Quando as algemas foram colocadas em seus pulsos, Ana quase esboçou um sorriso. E embora amedrontada, manteve a cabeça erguida mesmo quando os policiais a jogaram naquela viatura suja.
Enquanto isso, entre palavrões e gritos de dor, Cristiano era levado para o pronto-socorro após ter levado a maior surra de sua vida.
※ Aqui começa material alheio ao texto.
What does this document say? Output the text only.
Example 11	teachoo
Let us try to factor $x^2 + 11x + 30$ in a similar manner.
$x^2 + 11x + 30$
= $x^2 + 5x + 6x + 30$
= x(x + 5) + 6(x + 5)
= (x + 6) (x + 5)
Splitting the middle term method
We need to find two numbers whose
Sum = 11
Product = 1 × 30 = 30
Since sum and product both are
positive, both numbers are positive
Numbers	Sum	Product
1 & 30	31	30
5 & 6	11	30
Vermelho, violeta, lilás, roxo… o sujeito estava com tantos hematomas, equimoses e escoriações, que mais parecia ter sido atropelado por um ônibus.
Na verdade, o que passara por cima de Cristiano, sem dó tampouco piedade, tinha sido uma palavrinha traiçoeira, de apenas oito letras.
Vingança.
E ao contrário do que tanto se propaga por aí, Ana agora sabia que pouco importava se era servida fria, morna ou aquecida no micro-ondas. Vingança era um prato saboroso de qualquer jeito.
Poucos sabiam, mas por trás daquela imagem de bom companheiro, gentil e prestativo, Cristiano escondia uma personalidade sombria, opressora em ciúmes e sentimentos de posse, sempre fermentados pelo excesso de álcool.
Sim, desses príncipes-sapos nossa cidade-pântano está repleta.
À beira de um colapso por tantos anos apanhando sem sequer saber o porquê, naquela noite Ana pirou ao ver Cristiano sentando a mão na filha mais nova do casal, de apenas seis meses.
Acabava naquele exato instante qualquer tipo de afeto por ele.
Sem pressa, articulou seu plano enquanto remoia toda a humilhação já praticada por aquele homem. Por fim, quando o sono etílico chegou, Cristiano nem percebeu quando foi amarrado à cama. Acredito que ele só tenha acordado de fato quando Ana passou a golpeá-lo sistematicamente com uma barra de ferro. Por sorte – ou azar – os vizinhos ouviram os berros e avisaram a polícia, algo que nunca acontecia quando era ela a vítima.
Apesar de tantos ferimentos, Cristiano logo voltaria são e salvo para casa.
E agora esperaria ansioso o regresso de Ana.
A vingança é mesmo um prato cheio.
Olha só
Segundo dados do Ipea, todos os dias uma média de 15 brasileiras são mortas pela brutalidade de seus companheiros.